A little light lie

Chris Turner
3 min readJan 7, 2021


Photo by SPACEDEZERT on Unsplash

From November to February, I regularly check on the sunrise and sunset times. It’s a seasonal obsession. This daily digital check-in, combined with my experience and a helpful explainer from Neil deGrasse Tyson has all settled in me to dispel a lie — that days get longer in the summer (spoiler: I am writing in the southern hemisphere). This is just one of many moments in my life that have forged in me a new balance. Not only am I committed to being a lifelong learner, I am equally committed to unlearning.

If you are new to the idea of unlearning, I recommend starting with a new pair of frames. You can think of these as glasses- a new way of seeing the world. I can only speak for myself, but here are two frames I carry around:

  1. The role of individualism is profoundly important to all manner of social, cultural and political change. For better or worse.
  2. Well-being — including physical, mental, relational and spiritual health — requires resources, time, care, support and models that most people do not have access to. Many who do are unaware of their privilege.

Find frames that allow you to poke holes into everything. Ask questions- ask them aloud, ask them quietly, ask StartPage. Ask questions about your questions and more importantly, about the answers. All of the institutions that we were raised to trust have agendas and there is no whole truth.

Do less judging, shaming and censoring. In fact, strive to let these all go. Make your journey your own, and support others in their own learning. We are all trapped in systems of knowledge that demand we keep up with the blurring pace of change. Systems and organizations can not, will not, slow down to ask the questions that we must. To unlearn, we must slow down, pay attention, ask questions, and understand our limits.

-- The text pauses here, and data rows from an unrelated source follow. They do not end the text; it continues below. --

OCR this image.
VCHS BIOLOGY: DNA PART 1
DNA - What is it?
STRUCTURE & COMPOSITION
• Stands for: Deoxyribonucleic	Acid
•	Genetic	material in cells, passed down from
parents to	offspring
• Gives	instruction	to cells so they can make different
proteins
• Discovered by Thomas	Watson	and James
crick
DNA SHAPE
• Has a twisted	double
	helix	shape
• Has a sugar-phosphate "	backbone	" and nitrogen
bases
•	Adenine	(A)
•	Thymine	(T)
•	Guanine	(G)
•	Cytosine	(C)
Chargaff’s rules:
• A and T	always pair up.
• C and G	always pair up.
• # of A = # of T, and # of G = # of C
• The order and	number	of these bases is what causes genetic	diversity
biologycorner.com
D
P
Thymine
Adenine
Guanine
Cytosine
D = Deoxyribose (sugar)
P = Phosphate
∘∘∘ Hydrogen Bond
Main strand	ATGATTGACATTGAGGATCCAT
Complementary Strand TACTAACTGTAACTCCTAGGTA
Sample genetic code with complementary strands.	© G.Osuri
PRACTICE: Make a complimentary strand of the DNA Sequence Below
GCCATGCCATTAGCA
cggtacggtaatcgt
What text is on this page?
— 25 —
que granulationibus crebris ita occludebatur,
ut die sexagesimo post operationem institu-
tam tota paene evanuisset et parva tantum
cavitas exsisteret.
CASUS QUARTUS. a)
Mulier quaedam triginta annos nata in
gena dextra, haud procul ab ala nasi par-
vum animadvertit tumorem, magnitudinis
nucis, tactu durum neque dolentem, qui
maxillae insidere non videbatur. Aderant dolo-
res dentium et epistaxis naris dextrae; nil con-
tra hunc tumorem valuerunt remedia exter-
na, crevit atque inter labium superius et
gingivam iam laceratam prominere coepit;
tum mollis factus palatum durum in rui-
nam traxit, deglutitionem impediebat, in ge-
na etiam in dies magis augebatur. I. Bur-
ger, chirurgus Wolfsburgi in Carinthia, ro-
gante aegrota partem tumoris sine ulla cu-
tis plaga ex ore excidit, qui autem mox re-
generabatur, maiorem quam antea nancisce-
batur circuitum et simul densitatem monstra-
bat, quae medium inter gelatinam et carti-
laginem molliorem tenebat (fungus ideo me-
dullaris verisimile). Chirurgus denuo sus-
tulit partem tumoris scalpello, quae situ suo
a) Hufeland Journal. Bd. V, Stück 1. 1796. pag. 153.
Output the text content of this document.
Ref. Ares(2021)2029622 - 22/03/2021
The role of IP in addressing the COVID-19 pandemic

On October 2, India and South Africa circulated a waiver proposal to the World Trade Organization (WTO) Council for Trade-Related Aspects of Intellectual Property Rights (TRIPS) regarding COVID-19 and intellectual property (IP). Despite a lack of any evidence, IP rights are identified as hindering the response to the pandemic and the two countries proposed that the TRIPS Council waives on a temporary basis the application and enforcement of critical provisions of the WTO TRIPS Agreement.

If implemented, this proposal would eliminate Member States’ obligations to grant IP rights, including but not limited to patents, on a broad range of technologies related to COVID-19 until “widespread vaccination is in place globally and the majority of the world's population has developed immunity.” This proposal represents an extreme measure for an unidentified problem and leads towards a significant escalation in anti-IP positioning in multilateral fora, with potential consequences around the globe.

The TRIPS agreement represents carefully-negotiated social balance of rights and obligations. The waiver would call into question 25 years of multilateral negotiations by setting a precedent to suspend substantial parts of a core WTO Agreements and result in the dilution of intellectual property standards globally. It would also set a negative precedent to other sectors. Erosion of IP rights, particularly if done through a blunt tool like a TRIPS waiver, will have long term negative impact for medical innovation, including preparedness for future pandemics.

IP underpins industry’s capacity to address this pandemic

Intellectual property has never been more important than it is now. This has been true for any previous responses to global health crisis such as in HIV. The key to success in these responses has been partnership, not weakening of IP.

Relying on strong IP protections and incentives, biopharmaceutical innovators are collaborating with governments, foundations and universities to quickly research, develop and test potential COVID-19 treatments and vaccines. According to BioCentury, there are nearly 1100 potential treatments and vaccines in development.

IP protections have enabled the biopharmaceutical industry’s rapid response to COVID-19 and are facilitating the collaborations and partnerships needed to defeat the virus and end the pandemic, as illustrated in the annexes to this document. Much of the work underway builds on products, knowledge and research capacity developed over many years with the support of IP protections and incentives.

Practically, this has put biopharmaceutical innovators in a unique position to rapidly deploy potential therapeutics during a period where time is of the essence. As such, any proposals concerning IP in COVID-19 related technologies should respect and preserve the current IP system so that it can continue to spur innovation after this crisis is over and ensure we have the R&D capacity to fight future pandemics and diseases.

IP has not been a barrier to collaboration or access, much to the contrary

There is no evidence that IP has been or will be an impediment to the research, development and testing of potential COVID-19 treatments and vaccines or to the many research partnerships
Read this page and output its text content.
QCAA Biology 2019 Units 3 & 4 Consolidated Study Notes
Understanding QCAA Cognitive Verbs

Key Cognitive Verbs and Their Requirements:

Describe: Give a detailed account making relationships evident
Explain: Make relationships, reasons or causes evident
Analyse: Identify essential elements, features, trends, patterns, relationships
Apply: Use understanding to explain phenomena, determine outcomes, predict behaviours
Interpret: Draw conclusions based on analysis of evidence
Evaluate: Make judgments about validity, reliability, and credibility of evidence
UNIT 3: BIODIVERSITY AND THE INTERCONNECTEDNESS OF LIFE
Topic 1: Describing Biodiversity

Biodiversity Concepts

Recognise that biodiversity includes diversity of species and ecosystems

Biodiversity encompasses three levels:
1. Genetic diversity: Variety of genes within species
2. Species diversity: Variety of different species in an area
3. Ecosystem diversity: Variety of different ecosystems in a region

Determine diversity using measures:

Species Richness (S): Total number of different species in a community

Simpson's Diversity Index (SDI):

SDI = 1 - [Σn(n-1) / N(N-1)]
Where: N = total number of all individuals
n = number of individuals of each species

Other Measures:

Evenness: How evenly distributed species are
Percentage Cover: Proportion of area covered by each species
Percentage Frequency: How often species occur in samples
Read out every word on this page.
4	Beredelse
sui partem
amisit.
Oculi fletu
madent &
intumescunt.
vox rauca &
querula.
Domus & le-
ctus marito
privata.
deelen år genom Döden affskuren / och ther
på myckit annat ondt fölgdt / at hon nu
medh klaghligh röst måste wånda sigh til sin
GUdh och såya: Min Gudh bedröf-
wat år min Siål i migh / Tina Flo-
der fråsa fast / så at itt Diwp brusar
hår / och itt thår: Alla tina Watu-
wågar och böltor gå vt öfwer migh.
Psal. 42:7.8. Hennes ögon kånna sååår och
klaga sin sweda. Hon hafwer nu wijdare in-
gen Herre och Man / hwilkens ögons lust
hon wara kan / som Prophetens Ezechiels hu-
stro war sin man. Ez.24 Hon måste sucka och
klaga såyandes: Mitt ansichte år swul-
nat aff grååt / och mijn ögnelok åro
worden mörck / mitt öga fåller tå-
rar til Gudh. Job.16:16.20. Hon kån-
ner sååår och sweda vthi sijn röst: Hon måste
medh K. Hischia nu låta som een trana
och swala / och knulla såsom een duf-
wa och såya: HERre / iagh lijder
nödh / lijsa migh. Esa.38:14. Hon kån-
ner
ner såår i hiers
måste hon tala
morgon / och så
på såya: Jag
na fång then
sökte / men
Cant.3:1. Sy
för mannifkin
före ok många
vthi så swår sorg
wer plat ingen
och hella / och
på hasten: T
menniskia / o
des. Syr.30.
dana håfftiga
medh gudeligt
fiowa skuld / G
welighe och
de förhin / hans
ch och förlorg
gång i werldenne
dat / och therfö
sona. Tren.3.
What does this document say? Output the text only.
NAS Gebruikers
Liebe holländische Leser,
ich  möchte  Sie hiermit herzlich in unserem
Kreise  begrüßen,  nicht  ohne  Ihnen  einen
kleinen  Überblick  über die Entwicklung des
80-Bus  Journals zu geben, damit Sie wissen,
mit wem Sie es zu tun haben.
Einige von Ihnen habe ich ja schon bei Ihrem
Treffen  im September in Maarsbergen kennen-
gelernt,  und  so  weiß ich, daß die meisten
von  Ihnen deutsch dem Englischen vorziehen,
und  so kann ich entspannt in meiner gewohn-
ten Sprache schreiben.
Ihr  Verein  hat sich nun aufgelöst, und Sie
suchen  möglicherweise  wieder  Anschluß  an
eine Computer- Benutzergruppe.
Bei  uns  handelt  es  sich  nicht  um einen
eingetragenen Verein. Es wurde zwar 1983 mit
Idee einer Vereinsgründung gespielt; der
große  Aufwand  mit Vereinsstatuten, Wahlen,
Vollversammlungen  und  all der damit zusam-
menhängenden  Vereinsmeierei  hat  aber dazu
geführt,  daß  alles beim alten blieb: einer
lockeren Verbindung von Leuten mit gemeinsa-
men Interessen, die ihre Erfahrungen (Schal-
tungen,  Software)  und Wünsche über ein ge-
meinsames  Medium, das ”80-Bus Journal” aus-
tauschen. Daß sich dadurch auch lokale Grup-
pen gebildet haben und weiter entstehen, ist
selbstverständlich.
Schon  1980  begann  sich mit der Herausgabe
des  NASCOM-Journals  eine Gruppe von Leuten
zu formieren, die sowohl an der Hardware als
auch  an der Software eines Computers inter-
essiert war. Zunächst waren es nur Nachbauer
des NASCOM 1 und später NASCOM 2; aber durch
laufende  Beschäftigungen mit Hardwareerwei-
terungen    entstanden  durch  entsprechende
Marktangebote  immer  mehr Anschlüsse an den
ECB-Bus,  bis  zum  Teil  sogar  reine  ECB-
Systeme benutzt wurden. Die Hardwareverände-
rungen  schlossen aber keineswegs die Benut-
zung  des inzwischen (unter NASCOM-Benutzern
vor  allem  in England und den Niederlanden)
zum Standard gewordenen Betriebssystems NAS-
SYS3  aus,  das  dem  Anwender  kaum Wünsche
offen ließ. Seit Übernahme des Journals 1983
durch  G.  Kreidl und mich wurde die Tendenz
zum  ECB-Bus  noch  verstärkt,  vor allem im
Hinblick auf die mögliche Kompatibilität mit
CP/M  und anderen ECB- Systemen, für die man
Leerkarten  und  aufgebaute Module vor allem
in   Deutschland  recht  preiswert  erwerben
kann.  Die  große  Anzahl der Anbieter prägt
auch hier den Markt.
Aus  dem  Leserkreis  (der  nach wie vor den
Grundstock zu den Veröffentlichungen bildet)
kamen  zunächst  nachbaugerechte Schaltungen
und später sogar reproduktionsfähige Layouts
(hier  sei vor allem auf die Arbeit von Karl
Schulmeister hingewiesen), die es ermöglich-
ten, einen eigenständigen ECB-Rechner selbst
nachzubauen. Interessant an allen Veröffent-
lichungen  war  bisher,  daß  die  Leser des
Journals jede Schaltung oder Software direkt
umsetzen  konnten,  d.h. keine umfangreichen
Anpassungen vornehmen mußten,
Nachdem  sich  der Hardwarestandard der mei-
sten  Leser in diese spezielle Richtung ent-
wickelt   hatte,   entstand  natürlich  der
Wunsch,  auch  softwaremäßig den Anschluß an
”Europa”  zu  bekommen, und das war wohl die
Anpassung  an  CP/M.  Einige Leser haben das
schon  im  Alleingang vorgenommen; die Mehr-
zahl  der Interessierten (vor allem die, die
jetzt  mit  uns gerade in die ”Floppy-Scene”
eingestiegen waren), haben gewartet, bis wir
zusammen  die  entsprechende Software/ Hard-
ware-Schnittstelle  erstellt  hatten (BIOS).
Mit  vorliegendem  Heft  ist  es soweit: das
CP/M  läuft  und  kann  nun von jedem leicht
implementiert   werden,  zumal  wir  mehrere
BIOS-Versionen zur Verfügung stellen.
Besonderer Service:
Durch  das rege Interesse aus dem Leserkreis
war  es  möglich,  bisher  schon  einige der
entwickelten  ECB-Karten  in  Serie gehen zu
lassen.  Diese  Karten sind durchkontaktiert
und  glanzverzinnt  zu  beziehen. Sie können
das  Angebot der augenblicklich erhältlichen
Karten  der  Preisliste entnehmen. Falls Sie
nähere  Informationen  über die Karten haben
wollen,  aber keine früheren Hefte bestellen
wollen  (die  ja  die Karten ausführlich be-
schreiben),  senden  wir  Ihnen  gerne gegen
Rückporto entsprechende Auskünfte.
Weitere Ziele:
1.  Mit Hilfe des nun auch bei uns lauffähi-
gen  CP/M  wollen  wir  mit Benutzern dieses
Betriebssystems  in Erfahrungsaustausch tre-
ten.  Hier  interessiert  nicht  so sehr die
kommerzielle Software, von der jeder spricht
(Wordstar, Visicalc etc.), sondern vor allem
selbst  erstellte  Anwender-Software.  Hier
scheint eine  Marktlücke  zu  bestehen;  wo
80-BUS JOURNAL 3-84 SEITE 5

Our minds are precious and unique. They are also gullible and easily tricked. On a journey of unlearning it is easy to get caught in shame, disbelief, guilt and other unsavory states. Acknowledge these moments and keep going. You aren’t asking big questions to get stuck, you’re moving toward something that makes life richer and provides a day mark for your search for meaning. Be kind to your mind- it may have been fooled before but it’s also the mind that dared to not accept a simple answer.

Seek out wisdom teachers, many of whom are more accessible than ever. The best of these have questions for your questions. Some that I recommend are:

Bayo AkomolafeCharles EisensteinGabor MateStephen Jenkinson

Sovereign understanding follows an arc and unlearning is on the downward side. It’s not related to age but it does require a degree of wisdom. It’s not posted on the socials. It’s not part of branding or virtue signaling but rather an important tool on the road to self-actualization. Once unlearning begins, you recognize that it is a lifelong journey, one we will never complete. But committing to be better, we stick with it and shine our lights one day at a time, regardless of whether the days are getting longer or shorter.